L’autorité et son besoin de justification

Faire autorité c’est « autoriser »

L’autorité

« L’autorité ne peut se définir simplement comme une « caractéristique » possible de l’éducation, elle en est une composante essentielle. » (Foray & Reichenbach, 2009, p. 24). Si l’autorité est une composante essentielle de l’éducation, il est important de la développer dans son ensemble, malgré ses quelques ambiguïtés. En effet, nous allons voir ci-dessous que le terme « autorité » n’est pas toujours utilisé de la même manière en fonction des personnes, des valeurs mais aussi des époques. Le terme et ses représentations évoluent constamment. Cette évolution vient des changements apportés à notre société au cours des dernières années et qui ne cesse de modifier son système social. D’ailleurs, le système d’éducation et la vision de l’autorité en place il y a cinquante ans étaient bien différents de ceux de la « nouvelle génération », celle que nous vivons aujourd’hui. Afin de saisir les différentes représentations de l’autorité, il faut observer l’historicité de la pratique éducative. En effet, la vision de l’autorité en place il y a cinquante ans et celle que l’on observe à l’heure actuelle s’opposent l’une à l’autre. « L’autorité consensuelle des anciens s’opposerait à celle des modernes […] » (Foray & Reichenbach, 2009, p. 26). Néanmoins, la définition n’est pas figée. Le terme « autorité », nous allons le voir, n’est pas univoque et évident à définir.

Sa définition et son « application » évoluent et dépendent des références et des valeurs de chacun·e. Il est fort possible que la vision de l’autorité, que je qualifie de moderne aujourd’hui, ne le sera plus dans quelques années. Les éducateurs et éducatrices risquent également, dans leurs pratiques professionnelles, d’être confronté·e·s à différents points de vue et/ou manières de faire face à l’autorité.
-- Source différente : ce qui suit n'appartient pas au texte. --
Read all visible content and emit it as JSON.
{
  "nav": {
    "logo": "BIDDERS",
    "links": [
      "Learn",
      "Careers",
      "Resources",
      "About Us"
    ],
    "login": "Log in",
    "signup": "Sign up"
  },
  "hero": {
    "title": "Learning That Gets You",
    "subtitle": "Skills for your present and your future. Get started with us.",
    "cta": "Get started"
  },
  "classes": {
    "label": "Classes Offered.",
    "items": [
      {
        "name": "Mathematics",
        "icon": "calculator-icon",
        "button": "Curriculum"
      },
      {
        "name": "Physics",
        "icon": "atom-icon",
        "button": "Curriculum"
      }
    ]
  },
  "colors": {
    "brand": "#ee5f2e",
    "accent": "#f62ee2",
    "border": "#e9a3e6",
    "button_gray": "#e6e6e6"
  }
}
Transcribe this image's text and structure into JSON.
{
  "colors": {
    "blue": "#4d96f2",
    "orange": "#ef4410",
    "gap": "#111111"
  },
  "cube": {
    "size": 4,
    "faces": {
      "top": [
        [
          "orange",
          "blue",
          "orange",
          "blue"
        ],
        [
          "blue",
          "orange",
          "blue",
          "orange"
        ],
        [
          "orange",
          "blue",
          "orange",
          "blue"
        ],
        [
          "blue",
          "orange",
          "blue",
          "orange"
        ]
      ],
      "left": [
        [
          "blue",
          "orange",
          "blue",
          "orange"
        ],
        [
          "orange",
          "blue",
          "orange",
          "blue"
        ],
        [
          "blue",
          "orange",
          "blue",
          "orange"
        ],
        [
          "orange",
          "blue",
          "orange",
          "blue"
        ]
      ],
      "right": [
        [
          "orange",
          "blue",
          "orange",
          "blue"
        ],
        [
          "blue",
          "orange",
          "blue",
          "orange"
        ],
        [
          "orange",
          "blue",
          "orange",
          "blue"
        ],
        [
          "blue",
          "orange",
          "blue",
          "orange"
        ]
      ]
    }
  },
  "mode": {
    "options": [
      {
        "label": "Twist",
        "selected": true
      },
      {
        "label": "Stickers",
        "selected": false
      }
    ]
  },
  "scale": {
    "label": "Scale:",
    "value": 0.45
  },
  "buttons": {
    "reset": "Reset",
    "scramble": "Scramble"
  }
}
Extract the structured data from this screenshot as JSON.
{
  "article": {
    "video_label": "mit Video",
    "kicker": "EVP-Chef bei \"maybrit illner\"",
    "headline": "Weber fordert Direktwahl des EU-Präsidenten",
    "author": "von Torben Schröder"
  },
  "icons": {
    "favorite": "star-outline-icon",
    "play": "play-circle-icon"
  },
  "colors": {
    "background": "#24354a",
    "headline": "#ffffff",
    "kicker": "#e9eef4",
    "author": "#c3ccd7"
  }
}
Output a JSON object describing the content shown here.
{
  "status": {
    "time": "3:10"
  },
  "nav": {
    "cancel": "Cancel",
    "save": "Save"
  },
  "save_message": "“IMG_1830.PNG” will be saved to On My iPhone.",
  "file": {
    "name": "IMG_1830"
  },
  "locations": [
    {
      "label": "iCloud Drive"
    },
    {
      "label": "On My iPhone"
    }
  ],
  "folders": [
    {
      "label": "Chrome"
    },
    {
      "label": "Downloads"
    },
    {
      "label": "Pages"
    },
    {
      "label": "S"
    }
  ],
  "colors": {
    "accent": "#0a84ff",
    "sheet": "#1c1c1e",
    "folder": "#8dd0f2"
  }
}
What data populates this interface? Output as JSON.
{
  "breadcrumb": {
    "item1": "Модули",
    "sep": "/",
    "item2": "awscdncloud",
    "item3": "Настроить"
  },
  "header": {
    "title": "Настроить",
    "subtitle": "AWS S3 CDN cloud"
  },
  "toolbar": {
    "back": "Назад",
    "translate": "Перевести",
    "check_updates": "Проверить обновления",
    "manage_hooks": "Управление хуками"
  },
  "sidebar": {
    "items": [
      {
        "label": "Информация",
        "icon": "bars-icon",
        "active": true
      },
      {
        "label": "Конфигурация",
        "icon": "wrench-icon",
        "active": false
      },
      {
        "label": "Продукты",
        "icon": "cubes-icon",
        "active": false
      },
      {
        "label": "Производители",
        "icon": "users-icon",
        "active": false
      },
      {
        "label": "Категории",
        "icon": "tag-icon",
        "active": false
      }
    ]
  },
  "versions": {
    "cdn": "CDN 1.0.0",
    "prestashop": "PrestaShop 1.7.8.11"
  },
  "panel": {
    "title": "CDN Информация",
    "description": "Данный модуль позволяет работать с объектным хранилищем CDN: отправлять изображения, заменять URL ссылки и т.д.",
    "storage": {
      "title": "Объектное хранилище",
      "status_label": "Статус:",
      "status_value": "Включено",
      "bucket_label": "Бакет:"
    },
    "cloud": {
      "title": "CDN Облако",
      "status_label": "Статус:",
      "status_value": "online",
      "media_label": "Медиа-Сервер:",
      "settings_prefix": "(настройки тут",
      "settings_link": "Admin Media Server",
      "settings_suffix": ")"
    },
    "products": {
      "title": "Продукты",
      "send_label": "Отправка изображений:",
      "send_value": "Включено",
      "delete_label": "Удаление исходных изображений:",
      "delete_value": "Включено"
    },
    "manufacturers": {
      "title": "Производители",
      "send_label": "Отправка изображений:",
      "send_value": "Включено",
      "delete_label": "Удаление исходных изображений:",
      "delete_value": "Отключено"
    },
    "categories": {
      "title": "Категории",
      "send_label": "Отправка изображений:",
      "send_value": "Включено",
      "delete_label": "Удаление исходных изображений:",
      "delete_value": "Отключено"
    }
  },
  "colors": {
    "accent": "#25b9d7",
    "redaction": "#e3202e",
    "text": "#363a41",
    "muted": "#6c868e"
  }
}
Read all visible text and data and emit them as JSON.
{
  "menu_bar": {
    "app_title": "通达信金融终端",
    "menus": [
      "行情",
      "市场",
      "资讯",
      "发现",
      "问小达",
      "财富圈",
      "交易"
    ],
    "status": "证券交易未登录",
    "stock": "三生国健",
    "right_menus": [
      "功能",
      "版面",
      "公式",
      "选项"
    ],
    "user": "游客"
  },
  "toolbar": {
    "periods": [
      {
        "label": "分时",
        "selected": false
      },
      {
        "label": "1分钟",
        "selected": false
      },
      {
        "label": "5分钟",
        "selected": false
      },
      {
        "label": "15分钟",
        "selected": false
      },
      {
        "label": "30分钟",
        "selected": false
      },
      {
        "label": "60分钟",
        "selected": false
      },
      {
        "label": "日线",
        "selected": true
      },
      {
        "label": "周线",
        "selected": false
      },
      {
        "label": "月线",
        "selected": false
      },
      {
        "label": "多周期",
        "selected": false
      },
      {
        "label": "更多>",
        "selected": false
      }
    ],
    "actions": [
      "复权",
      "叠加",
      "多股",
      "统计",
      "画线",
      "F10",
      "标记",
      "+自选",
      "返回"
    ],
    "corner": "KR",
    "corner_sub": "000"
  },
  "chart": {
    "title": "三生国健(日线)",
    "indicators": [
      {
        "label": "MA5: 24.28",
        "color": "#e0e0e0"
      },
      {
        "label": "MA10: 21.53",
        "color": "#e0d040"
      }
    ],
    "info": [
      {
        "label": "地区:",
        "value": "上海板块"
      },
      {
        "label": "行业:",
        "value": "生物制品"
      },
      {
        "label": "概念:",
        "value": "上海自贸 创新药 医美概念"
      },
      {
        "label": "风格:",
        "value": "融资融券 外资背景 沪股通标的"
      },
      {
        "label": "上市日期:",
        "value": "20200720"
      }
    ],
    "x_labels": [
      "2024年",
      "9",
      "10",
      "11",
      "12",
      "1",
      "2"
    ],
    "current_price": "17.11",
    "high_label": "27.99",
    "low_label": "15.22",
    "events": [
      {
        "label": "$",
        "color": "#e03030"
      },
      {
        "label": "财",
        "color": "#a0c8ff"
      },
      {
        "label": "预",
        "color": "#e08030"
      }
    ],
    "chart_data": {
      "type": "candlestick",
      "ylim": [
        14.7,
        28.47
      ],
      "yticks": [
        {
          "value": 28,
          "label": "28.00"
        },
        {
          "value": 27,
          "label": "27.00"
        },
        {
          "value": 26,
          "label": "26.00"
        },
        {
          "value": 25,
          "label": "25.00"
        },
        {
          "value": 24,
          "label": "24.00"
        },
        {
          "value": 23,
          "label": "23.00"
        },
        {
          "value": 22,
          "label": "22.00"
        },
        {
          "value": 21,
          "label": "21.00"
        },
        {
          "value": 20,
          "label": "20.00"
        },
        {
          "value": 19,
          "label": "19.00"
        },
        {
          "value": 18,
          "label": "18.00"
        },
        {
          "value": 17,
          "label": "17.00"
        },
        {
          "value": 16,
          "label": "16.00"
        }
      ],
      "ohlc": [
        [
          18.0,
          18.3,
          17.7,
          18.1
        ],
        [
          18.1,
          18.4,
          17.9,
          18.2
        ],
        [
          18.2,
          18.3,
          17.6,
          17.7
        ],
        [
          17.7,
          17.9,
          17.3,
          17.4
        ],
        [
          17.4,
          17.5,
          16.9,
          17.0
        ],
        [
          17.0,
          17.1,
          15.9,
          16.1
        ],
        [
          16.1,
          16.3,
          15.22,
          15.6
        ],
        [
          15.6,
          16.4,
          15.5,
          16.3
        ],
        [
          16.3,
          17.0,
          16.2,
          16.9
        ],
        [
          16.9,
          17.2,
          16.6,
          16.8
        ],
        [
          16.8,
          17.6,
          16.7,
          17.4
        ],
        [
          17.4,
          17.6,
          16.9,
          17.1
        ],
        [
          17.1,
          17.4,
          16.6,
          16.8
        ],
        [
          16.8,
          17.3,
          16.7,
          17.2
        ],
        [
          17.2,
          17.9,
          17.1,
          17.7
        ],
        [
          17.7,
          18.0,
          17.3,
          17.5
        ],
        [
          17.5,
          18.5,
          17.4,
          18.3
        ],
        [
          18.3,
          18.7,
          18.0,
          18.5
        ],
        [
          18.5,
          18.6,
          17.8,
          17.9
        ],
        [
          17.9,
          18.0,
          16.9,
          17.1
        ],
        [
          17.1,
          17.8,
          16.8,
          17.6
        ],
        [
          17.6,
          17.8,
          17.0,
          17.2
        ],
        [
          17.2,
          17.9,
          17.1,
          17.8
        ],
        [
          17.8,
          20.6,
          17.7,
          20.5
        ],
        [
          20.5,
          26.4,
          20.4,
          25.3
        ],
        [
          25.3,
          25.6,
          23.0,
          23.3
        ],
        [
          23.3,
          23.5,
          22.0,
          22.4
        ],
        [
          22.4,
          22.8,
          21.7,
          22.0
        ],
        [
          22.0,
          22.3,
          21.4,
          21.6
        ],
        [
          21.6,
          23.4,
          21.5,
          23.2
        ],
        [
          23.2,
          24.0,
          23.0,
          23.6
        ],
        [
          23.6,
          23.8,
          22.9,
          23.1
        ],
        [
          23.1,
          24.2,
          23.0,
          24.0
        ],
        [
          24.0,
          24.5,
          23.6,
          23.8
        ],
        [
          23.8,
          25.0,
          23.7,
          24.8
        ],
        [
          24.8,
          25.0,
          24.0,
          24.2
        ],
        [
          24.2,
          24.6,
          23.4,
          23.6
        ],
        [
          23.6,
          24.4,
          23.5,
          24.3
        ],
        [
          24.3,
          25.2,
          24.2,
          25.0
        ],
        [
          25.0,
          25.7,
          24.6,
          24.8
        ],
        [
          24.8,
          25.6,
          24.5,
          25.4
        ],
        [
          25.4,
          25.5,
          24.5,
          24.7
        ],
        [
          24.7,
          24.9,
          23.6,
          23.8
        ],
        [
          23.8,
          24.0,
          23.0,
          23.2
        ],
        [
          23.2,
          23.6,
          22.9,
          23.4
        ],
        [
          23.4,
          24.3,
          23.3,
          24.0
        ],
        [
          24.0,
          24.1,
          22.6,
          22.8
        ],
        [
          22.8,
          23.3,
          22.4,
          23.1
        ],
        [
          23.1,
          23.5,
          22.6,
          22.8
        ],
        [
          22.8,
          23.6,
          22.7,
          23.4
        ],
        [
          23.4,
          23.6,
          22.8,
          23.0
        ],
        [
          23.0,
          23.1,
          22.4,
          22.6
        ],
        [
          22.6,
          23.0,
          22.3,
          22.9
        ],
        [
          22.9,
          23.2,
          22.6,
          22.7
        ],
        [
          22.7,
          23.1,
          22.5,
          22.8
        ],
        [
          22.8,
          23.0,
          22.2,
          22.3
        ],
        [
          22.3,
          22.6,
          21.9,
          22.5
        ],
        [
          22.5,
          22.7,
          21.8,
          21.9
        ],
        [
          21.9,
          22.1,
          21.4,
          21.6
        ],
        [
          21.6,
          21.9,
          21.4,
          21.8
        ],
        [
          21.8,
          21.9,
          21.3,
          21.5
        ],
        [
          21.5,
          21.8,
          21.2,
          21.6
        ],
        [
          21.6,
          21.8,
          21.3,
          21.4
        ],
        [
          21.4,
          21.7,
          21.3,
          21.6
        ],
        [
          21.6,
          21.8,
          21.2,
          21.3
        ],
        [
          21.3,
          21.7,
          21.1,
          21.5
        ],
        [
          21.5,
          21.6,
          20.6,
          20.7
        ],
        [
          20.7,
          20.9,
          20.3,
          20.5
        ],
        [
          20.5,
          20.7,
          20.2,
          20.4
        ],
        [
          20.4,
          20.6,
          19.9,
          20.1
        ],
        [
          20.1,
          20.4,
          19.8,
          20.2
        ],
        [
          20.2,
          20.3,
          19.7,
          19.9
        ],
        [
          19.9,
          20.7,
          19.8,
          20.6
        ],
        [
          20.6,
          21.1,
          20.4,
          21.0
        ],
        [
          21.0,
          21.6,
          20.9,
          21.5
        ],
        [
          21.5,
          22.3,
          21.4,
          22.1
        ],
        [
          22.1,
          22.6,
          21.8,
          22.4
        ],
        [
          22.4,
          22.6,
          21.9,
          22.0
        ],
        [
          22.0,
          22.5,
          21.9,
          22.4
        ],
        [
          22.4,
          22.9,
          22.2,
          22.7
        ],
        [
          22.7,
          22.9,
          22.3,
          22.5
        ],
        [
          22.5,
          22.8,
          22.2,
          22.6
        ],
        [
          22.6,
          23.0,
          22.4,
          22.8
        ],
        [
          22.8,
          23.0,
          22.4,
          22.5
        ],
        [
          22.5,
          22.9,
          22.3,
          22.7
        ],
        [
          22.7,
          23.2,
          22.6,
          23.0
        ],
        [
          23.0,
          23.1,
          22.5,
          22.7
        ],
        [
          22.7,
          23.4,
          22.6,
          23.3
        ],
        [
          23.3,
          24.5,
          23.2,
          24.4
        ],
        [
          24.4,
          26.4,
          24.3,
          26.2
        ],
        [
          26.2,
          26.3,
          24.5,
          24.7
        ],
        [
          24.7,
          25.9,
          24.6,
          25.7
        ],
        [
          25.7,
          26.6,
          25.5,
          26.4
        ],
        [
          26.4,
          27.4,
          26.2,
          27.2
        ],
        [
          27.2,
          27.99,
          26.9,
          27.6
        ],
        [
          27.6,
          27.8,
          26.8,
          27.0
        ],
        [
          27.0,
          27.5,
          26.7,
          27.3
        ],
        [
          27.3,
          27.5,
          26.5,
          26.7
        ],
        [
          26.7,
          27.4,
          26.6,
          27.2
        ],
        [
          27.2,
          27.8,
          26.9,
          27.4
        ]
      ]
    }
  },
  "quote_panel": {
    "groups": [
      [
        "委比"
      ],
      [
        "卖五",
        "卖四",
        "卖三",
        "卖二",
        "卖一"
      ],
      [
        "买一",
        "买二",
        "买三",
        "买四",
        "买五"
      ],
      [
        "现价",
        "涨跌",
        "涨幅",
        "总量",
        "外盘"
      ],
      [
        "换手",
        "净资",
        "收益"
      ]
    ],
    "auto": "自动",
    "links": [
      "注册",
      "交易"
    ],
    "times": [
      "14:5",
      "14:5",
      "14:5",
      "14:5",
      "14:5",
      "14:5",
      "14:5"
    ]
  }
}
Par manque de temps, dans ce travail je ne vais pas approfondir les différences entre la vision éducative d’autrefois et celle qui est la nôtre aujourd’hui. Toutefois, pour définir ce qu’est l’autorité aujourd’hui, il est important d’être conscient de ses évolutions et de ses changements de paradigme. Par ailleurs, Husser (2013) nous précise que la relation d’autorité entre un éducateur ou une éducatrice et un·e bénéficiaires ne se résume pas en un affrontement entre deux personnes comme pourrait l’imaginer la conscience collective.

« Le champ éducatif offre sans doute à cet égard une illustration particulièrement vive de la difficulté à penser l’autorité en dehors du cadre d’un affrontement binaire entre prétendus adversaires de la liberté et partisans supposés de l’anarchie […] » (Husser, 2013, p. 15). Quand l’auteure parle des prétendus adversaires de la liberté, elle fait allusion à celles et ceux qui incarnent l’autorité (parents, éducateurs et éducatrices, etc.) et les partisans supposés de l’anarchie seraient les enfants, les jeunes qui résistent à l’autorité des parents et/ou des éducateurs et éducatrices. Il est important d’observer l’aspect constructif ou positif lié à notion d’autorité, sans quoi, le travail de l’éducateur ou l’éducatrice n’est pas justifiable. Pourtant les termes caricaturaux utilisés par Husser montrent bien la représentation que nous nous faisons de l’enfant (partisans supposés de l’anarchie) et de la figure d’autorité (prétendus adversaires de la liberté).

Faire autorité c’est « autoriser »

Tout d’abord, Rousseau, cité par Prairat, explique que l’autorité « regarde plus à l’avantage de celui qui obéit qu’à l’utilité de celui qui commande » (Rousseau, cité par Prairat, 2012, p. 11). Celui ou celle qui commande a moins à gagner de cette relation que celui ou celle qui obéit car elle ou il peut apprendre des choses, connaître ses limites et se construire grace à cette relation. Les jeunes sont donc les premiers bénéficiaires de cette autorité. Le terme de « bénéficiaires » pourrait ainsi être compris différemment. Habituellement utilisé pour parler de personnes bénéficiant d’une aide sociale, son sens est modifié. Ici, il s’agit de parler des jeunes bénéficiaires de l’autorité que les éducateurs ou éducatrices leurs apportent, vu comme un avantage pour les adolescent·e·s. Cette autorité, elles ou ils en bénéficient. Elle va leur ouvrir des portes et leur donner la possibilité de tenter de nouvelles expériences. Etymologiquement, « autorité » vient du latin auctor qui veut dire l’auteur et qui est lui-même dérivé du verbe augere qui veut dire augmenter.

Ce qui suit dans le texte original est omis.